= The Body of a Girl =

1972 thriller novel by Michael Gilbert

First edition (UK)

The Body of a Girl is a suspense novel by the British author Michael Gilbert published in England by Hodder and Stoughton and in the United States by Harper & Row in 1972. It was Gilbert's 15th novel and falls into the category of police procedurals, although it is undoubtedly more hard-boiled in tone than the usual procedurals. Its protagonist is a new character from Gilbert, the tough Inspector Bill Mercer, and a secondary character, Chief Superintendent Morrissey, also makes his first appearance. Gilbert, who created many series characters over his long career, later used both of them in various short stories.

==Plot==
Three separate plot elements eventually come together in Body of a Girl. First, New Scotland Yard and high government officials are concerned about an alarming rise in organized gangster activities, particularly from the Crows, and, under the command of Chief Superintendent Morrissey, determine ways to combat it. One step, apparently related to this, involves promoting Inspector Bill Mercer to Chief Inspector and posting him to the small city of Stoneferry on Thames, an upriver station of Q Division of the Metropolitan Police. (Q Division, it will be recalled, was the division in which Gilbert's better-known Inspector Patrick Petrella spent most of his career.)
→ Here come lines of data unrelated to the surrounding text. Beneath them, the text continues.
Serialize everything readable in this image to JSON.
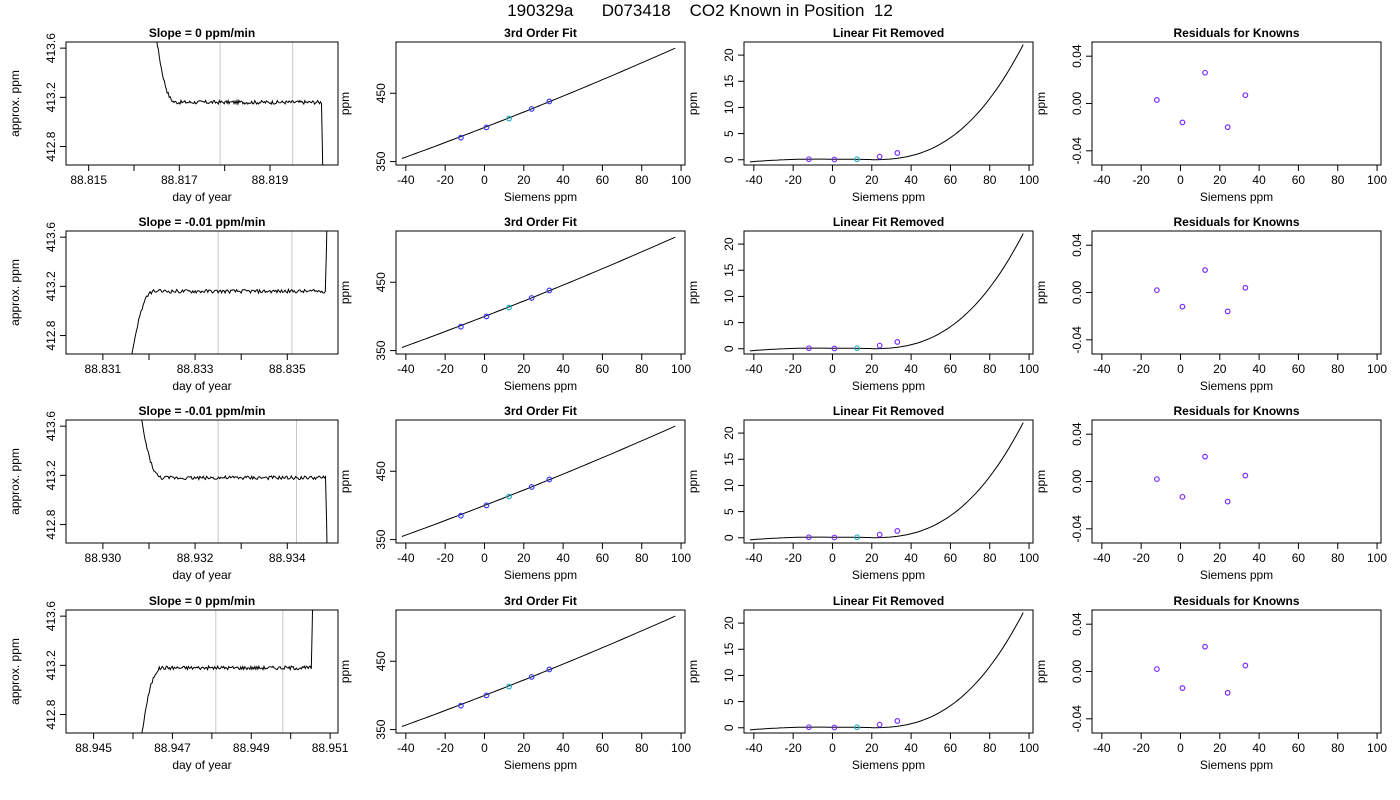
{
  "suptitle": "190329a      D073418    CO2 Known in Position  12",
  "colors": {
    "residual_point": "#7b2cff",
    "fit_point": "#3b3bff",
    "highlight_point": "#20b0c0",
    "guide_line": "#c8c8c8",
    "curve": "#000000"
  },
  "chart_data": [
    {
      "type": "line",
      "title": "Slope =  0  ppm/min",
      "xlabel": "day of year",
      "ylabel": "approx. ppm",
      "xticks": [
        "88.815",
        "88.817",
        "88.819"
      ],
      "xtick_values": [
        88.815,
        88.817,
        88.819
      ],
      "xlim": [
        88.8145,
        88.8205
      ],
      "yticks": [
        "412.8",
        "413.2",
        "413.6"
      ],
      "ytick_values": [
        412.8,
        413.2,
        413.6
      ],
      "ylim": [
        412.65,
        413.65
      ],
      "trace": {
        "start": 88.8163,
        "end": 88.8202,
        "enter": "top",
        "exit": "bottom",
        "plateau": 413.16
      },
      "vlines": [
        88.8179,
        88.8195
      ]
    },
    {
      "type": "line",
      "title": "3rd Order Fit",
      "xlabel": "Siemens ppm",
      "ylabel": "ppm",
      "xticks": [
        "-40",
        "-20",
        "0",
        "20",
        "40",
        "60",
        "80",
        "100"
      ],
      "xtick_values": [
        -40,
        -20,
        0,
        20,
        40,
        60,
        80,
        100
      ],
      "xlim": [
        -45,
        102
      ],
      "yticks": [
        "350",
        "450"
      ],
      "ytick_values": [
        350,
        450
      ],
      "ylim": [
        345,
        525
      ],
      "curve": {
        "x0": -42,
        "x1": 97,
        "y0": 354.5,
        "y1": 516
      },
      "points": [
        {
          "x": -12,
          "y": 385
        },
        {
          "x": 1,
          "y": 400
        },
        {
          "x": 12.5,
          "y": 413
        },
        {
          "x": 24,
          "y": 427
        },
        {
          "x": 33,
          "y": 438
        }
      ]
    },
    {
      "type": "line",
      "title": "Linear Fit Removed",
      "xlabel": "Siemens ppm",
      "ylabel": "ppm",
      "xticks": [
        "-40",
        "-20",
        "0",
        "20",
        "40",
        "60",
        "80",
        "100"
      ],
      "xtick_values": [
        -40,
        -20,
        0,
        20,
        40,
        60,
        80,
        100
      ],
      "xlim": [
        -45,
        102
      ],
      "yticks": [
        "0",
        "5",
        "10",
        "15",
        "20"
      ],
      "ytick_values": [
        0,
        5,
        10,
        15,
        20
      ],
      "ylim": [
        -1,
        22.5
      ],
      "curve": {
        "x0": -42,
        "x1": 97
      },
      "points": [
        {
          "x": -12,
          "y": 0.1
        },
        {
          "x": 1,
          "y": 0.05
        },
        {
          "x": 12.5,
          "y": 0.1
        },
        {
          "x": 24,
          "y": 0.6
        },
        {
          "x": 33,
          "y": 1.3
        }
      ]
    },
    {
      "type": "scatter",
      "title": "Residuals for Knowns",
      "xlabel": "Siemens ppm",
      "ylabel": "ppm",
      "xticks": [
        "-40",
        "-20",
        "0",
        "20",
        "40",
        "60",
        "80",
        "100"
      ],
      "xtick_values": [
        -40,
        -20,
        0,
        20,
        40,
        60,
        80,
        100
      ],
      "xlim": [
        -45,
        102
      ],
      "yticks": [
        "-0.04",
        "0.00",
        "0.04"
      ],
      "ytick_values": [
        -0.04,
        0,
        0.04
      ],
      "ylim": [
        -0.052,
        0.052
      ],
      "points": [
        {
          "x": -12,
          "y": 0.003
        },
        {
          "x": 1,
          "y": -0.016
        },
        {
          "x": 12.5,
          "y": 0.026
        },
        {
          "x": 24,
          "y": -0.02
        },
        {
          "x": 33,
          "y": 0.007
        }
      ]
    },
    {
      "type": "line",
      "title": "Slope =  -0.01  ppm/min",
      "xlabel": "day of year",
      "ylabel": "approx. ppm",
      "xticks": [
        "88.831",
        "88.833",
        "88.835"
      ],
      "xtick_values": [
        88.831,
        88.833,
        88.835
      ],
      "xlim": [
        88.8302,
        88.8361
      ],
      "yticks": [
        "412.8",
        "413.2",
        "413.6"
      ],
      "ytick_values": [
        412.8,
        413.2,
        413.6
      ],
      "ylim": [
        412.65,
        413.65
      ],
      "trace": {
        "start": 88.8314,
        "end": 88.8359,
        "enter": "bottom",
        "exit": "top",
        "plateau": 413.16
      },
      "vlines": [
        88.8335,
        88.8351
      ]
    },
    {
      "type": "line",
      "title": "3rd Order Fit",
      "xlabel": "Siemens ppm",
      "ylabel": "ppm",
      "xticks": [
        "-40",
        "-20",
        "0",
        "20",
        "40",
        "60",
        "80",
        "100"
      ],
      "xtick_values": [
        -40,
        -20,
        0,
        20,
        40,
        60,
        80,
        100
      ],
      "xlim": [
        -45,
        102
      ],
      "yticks": [
        "350",
        "450"
      ],
      "ytick_values": [
        350,
        450
      ],
      "ylim": [
        345,
        525
      ],
      "curve": {
        "x0": -42,
        "x1": 97,
        "y0": 354.5,
        "y1": 516
      },
      "points": [
        {
          "x": -12,
          "y": 385
        },
        {
          "x": 1,
          "y": 400
        },
        {
          "x": 12.5,
          "y": 413
        },
        {
          "x": 24,
          "y": 427
        },
        {
          "x": 33,
          "y": 438
        }
      ]
    },
    {
      "type": "line",
      "title": "Linear Fit Removed",
      "xlabel": "Siemens ppm",
      "ylabel": "ppm",
      "xticks": [
        "-40",
        "-20",
        "0",
        "20",
        "40",
        "60",
        "80",
        "100"
      ],
      "xtick_values": [
        -40,
        -20,
        0,
        20,
        40,
        60,
        80,
        100
      ],
      "xlim": [
        -45,
        102
      ],
      "yticks": [
        "0",
        "5",
        "10",
        "15",
        "20"
      ],
      "ytick_values": [
        0,
        5,
        10,
        15,
        20
      ],
      "ylim": [
        -1,
        22.5
      ],
      "curve": {
        "x0": -42,
        "x1": 97
      },
      "points": [
        {
          "x": -12,
          "y": 0.1
        },
        {
          "x": 1,
          "y": 0.05
        },
        {
          "x": 12.5,
          "y": 0.1
        },
        {
          "x": 24,
          "y": 0.6
        },
        {
          "x": 33,
          "y": 1.3
        }
      ]
    },
    {
      "type": "scatter",
      "title": "Residuals for Knowns",
      "xlabel": "Siemens ppm",
      "ylabel": "ppm",
      "xticks": [
        "-40",
        "-20",
        "0",
        "20",
        "40",
        "60",
        "80",
        "100"
      ],
      "xtick_values": [
        -40,
        -20,
        0,
        20,
        40,
        60,
        80,
        100
      ],
      "xlim": [
        -45,
        102
      ],
      "yticks": [
        "-0.04",
        "0.00",
        "0.04"
      ],
      "ytick_values": [
        -0.04,
        0,
        0.04
      ],
      "ylim": [
        -0.052,
        0.052
      ],
      "points": [
        {
          "x": -12,
          "y": 0.002
        },
        {
          "x": 1,
          "y": -0.012
        },
        {
          "x": 12.5,
          "y": 0.019
        },
        {
          "x": 24,
          "y": -0.016
        },
        {
          "x": 33,
          "y": 0.004
        }
      ]
    },
    {
      "type": "line",
      "title": "Slope =  -0.01  ppm/min",
      "xlabel": "day of year",
      "ylabel": "approx. ppm",
      "xticks": [
        "88.930",
        "88.932",
        "88.934"
      ],
      "xtick_values": [
        88.93,
        88.932,
        88.934
      ],
      "xlim": [
        88.9292,
        88.9351
      ],
      "yticks": [
        "412.8",
        "413.2",
        "413.6"
      ],
      "ytick_values": [
        412.8,
        413.2,
        413.6
      ],
      "ylim": [
        412.65,
        413.65
      ],
      "trace": {
        "start": 88.9306,
        "end": 88.9349,
        "enter": "top",
        "exit": "bottom",
        "plateau": 413.18
      },
      "vlines": [
        88.9325,
        88.9342
      ]
    },
    {
      "type": "line",
      "title": "3rd Order Fit",
      "xlabel": "Siemens ppm",
      "ylabel": "ppm",
      "xticks": [
        "-40",
        "-20",
        "0",
        "20",
        "40",
        "60",
        "80",
        "100"
      ],
      "xtick_values": [
        -40,
        -20,
        0,
        20,
        40,
        60,
        80,
        100
      ],
      "xlim": [
        -45,
        102
      ],
      "yticks": [
        "350",
        "450"
      ],
      "ytick_values": [
        350,
        450
      ],
      "ylim": [
        345,
        525
      ],
      "curve": {
        "x0": -42,
        "x1": 97,
        "y0": 354.5,
        "y1": 516
      },
      "points": [
        {
          "x": -12,
          "y": 385
        },
        {
          "x": 1,
          "y": 400
        },
        {
          "x": 12.5,
          "y": 413
        },
        {
          "x": 24,
          "y": 427
        },
        {
          "x": 33,
          "y": 438
        }
      ]
    },
    {
      "type": "line",
      "title": "Linear Fit Removed",
      "xlabel": "Siemens ppm",
      "ylabel": "ppm",
      "xticks": [
        "-40",
        "-20",
        "0",
        "20",
        "40",
        "60",
        "80",
        "100"
      ],
      "xtick_values": [
        -40,
        -20,
        0,
        20,
        40,
        60,
        80,
        100
      ],
      "xlim": [
        -45,
        102
      ],
      "yticks": [
        "0",
        "5",
        "10",
        "15",
        "20"
      ],
      "ytick_values": [
        0,
        5,
        10,
        15,
        20
      ],
      "ylim": [
        -1,
        22.5
      ],
      "curve": {
        "x0": -42,
        "x1": 97
      },
      "points": [
        {
          "x": -12,
          "y": 0.1
        },
        {
          "x": 1,
          "y": 0.05
        },
        {
          "x": 12.5,
          "y": 0.1
        },
        {
          "x": 24,
          "y": 0.6
        },
        {
          "x": 33,
          "y": 1.3
        }
      ]
    },
    {
      "type": "scatter",
      "title": "Residuals for Knowns",
      "xlabel": "Siemens ppm",
      "ylabel": "ppm",
      "xticks": [
        "-40",
        "-20",
        "0",
        "20",
        "40",
        "60",
        "80",
        "100"
      ],
      "xtick_values": [
        -40,
        -20,
        0,
        20,
        40,
        60,
        80,
        100
      ],
      "xlim": [
        -45,
        102
      ],
      "yticks": [
        "-0.04",
        "0.00",
        "0.04"
      ],
      "ytick_values": [
        -0.04,
        0,
        0.04
      ],
      "ylim": [
        -0.052,
        0.052
      ],
      "points": [
        {
          "x": -12,
          "y": 0.002
        },
        {
          "x": 1,
          "y": -0.013
        },
        {
          "x": 12.5,
          "y": 0.021
        },
        {
          "x": 24,
          "y": -0.017
        },
        {
          "x": 33,
          "y": 0.005
        }
      ]
    },
    {
      "type": "line",
      "title": "Slope =  0  ppm/min",
      "xlabel": "day of year",
      "ylabel": "approx. ppm",
      "xticks": [
        "88.945",
        "88.947",
        "88.949",
        "88.951"
      ],
      "xtick_values": [
        88.945,
        88.947,
        88.949,
        88.951
      ],
      "xlim": [
        88.9443,
        88.9512
      ],
      "yticks": [
        "412.8",
        "413.2",
        "413.6"
      ],
      "ytick_values": [
        412.8,
        413.2,
        413.6
      ],
      "ylim": [
        412.65,
        413.65
      ],
      "trace": {
        "start": 88.946,
        "end": 88.9506,
        "enter": "bottom",
        "exit": "top",
        "plateau": 413.18
      },
      "vlines": [
        88.9481,
        88.9498
      ]
    },
    {
      "type": "line",
      "title": "3rd Order Fit",
      "xlabel": "Siemens ppm",
      "ylabel": "ppm",
      "xticks": [
        "-40",
        "-20",
        "0",
        "20",
        "40",
        "60",
        "80",
        "100"
      ],
      "xtick_values": [
        -40,
        -20,
        0,
        20,
        40,
        60,
        80,
        100
      ],
      "xlim": [
        -45,
        102
      ],
      "yticks": [
        "350",
        "450"
      ],
      "ytick_values": [
        350,
        450
      ],
      "ylim": [
        345,
        525
      ],
      "curve": {
        "x0": -42,
        "x1": 97,
        "y0": 354.5,
        "y1": 516
      },
      "points": [
        {
          "x": -12,
          "y": 385
        },
        {
          "x": 1,
          "y": 400
        },
        {
          "x": 12.5,
          "y": 413
        },
        {
          "x": 24,
          "y": 427
        },
        {
          "x": 33,
          "y": 438
        }
      ]
    },
    {
      "type": "line",
      "title": "Linear Fit Removed",
      "xlabel": "Siemens ppm",
      "ylabel": "ppm",
      "xticks": [
        "-40",
        "-20",
        "0",
        "20",
        "40",
        "60",
        "80",
        "100"
      ],
      "xtick_values": [
        -40,
        -20,
        0,
        20,
        40,
        60,
        80,
        100
      ],
      "xlim": [
        -45,
        102
      ],
      "yticks": [
        "0",
        "5",
        "10",
        "15",
        "20"
      ],
      "ytick_values": [
        0,
        5,
        10,
        15,
        20
      ],
      "ylim": [
        -1,
        22.5
      ],
      "curve": {
        "x0": -42,
        "x1": 97
      },
      "points": [
        {
          "x": -12,
          "y": 0.1
        },
        {
          "x": 1,
          "y": 0.05
        },
        {
          "x": 12.5,
          "y": 0.1
        },
        {
          "x": 24,
          "y": 0.6
        },
        {
          "x": 33,
          "y": 1.3
        }
      ]
    },
    {
      "type": "scatter",
      "title": "Residuals for Knowns",
      "xlabel": "Siemens ppm",
      "ylabel": "ppm",
      "xticks": [
        "-40",
        "-20",
        "0",
        "20",
        "40",
        "60",
        "80",
        "100"
      ],
      "xtick_values": [
        -40,
        -20,
        0,
        20,
        40,
        60,
        80,
        100
      ],
      "xlim": [
        -45,
        102
      ],
      "yticks": [
        "-0.04",
        "0.00",
        "0.04"
      ],
      "ytick_values": [
        -0.04,
        0,
        0.04
      ],
      "ylim": [
        -0.052,
        0.052
      ],
      "points": [
        {
          "x": -12,
          "y": 0.002
        },
        {
          "x": 1,
          "y": -0.014
        },
        {
          "x": 12.5,
          "y": 0.021
        },
        {
          "x": 24,
          "y": -0.018
        },
        {
          "x": 33,
          "y": 0.005
        }
      ]
    }
  ]
}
Not long after arriving in Stoneferry, the tough, scar-faced, and rather enigmatic Mercer becomes a drinking companion of John Bull, the one-armed but extremely rugged proprietor of the town's leading garage; somewhat to the puzzlement of his fellow policemen, Mercer takes a peculiar interest in the operations of the garage and in the history of how it came to have its predominant position on the High Street.

The third component also shows up soon after Mercer's arrival: the discovery on a small island in the Thames of the body of a young woman; she has been completely buried and been there long enough now that only her clothes and bones remain. Mercer, as a divisional detective, takes charge of the investigation, supervising the local uniformed branch. Because of a handbag found buried nearby, it becomes nearly certain that the remains are those of Sweetie Sowthistle, a teenage girl who was a well-known and very well-liked local prostitute and who had suddenly vanished two years earlier. An inquest is called to formally identity the remains but, to the chagrin of the local police (and the apparent indifference of Mercer), evidence is unexpectedly introduced to indicate that the victim was a somewhat older woman who could not have been the missing Sweetie.

A second young woman, the clerk from a local solicitor's office, who also apparently left Stoneferry two years earlier is soon brought into the picture but it proves curiously elusive to determine her actual status: Were those her bones in the sand or had she simply moved to London? While Mercer and his fellow policemen attempt to solve this riddle, Mercer's interest in John Bull's garage continues to grow and, in a sudden change in the narrative flow, the story becomes less of a procedural and more of a study in violence as it pivots back to Superintendent Morrissey and his determination to smash the criminal gang the Crows. In a final, carefully planned ambush of the Crows with a deadly shoot-out in London, Mercer plays a key role, bringing him face to face for a final time with John Bull, the one-armed garage proprietor. And then, on the final page, almost as an anti-climax, we learn the apparent story behind the disappearances of the two Stoneferry girls two years before.

As one of Gilbert's editors said after his death in 2006, "He's not a hard-boiled writer in the classic sense, but there is a hard edge to him, a feeling within his work that not all of society is rational, that virtue is not always rewarded.". Such is the case here.

==Reception and/or Appraisal==
Both The New York Times and Kirkus Reviews gave it favorable reviews:

The New York Times: Michael Gilbert's THE BODY OF A GIRL (Harper & Row, $5.95)... is a purely local affair. The action takes place in a small town near London, where the skeleton of a girl has been found. A new chief inspector, who is perhaps not all that he seems to be, takes charge of the case.
Gilbert is a smooth performer. His style is logical and flowing and full of deft touches. “The Body of a Girl” does what a good mystery should do: open up into all kinds of ramifications, with untold menace behind the action. At the end, there is a bang‐up climax, and it is a pleasure to see how skillfully Gilbert wraps everything up.

Kirkus Reviews: THE BODY OF A GIRL BY MICHAEL GILBERT: In the once quiet town of Stoneferry on Thames, newly appointed Chief Inspector William Mercer officiates over the recently discovered skeleton of a girl, relates it wrongly to one Sweetie Sowthistle who had disappeared two years ago, and then to another young woman who had worked for the local solicitor. But then there are the Crows, a criminal organization, and a hot car racket, and a literally one but strong armed bandit called John Bull, and all of this is solidly forcefed in an energetic combination of the traditional and the procedural. Mr. Gilbert is at his professional best.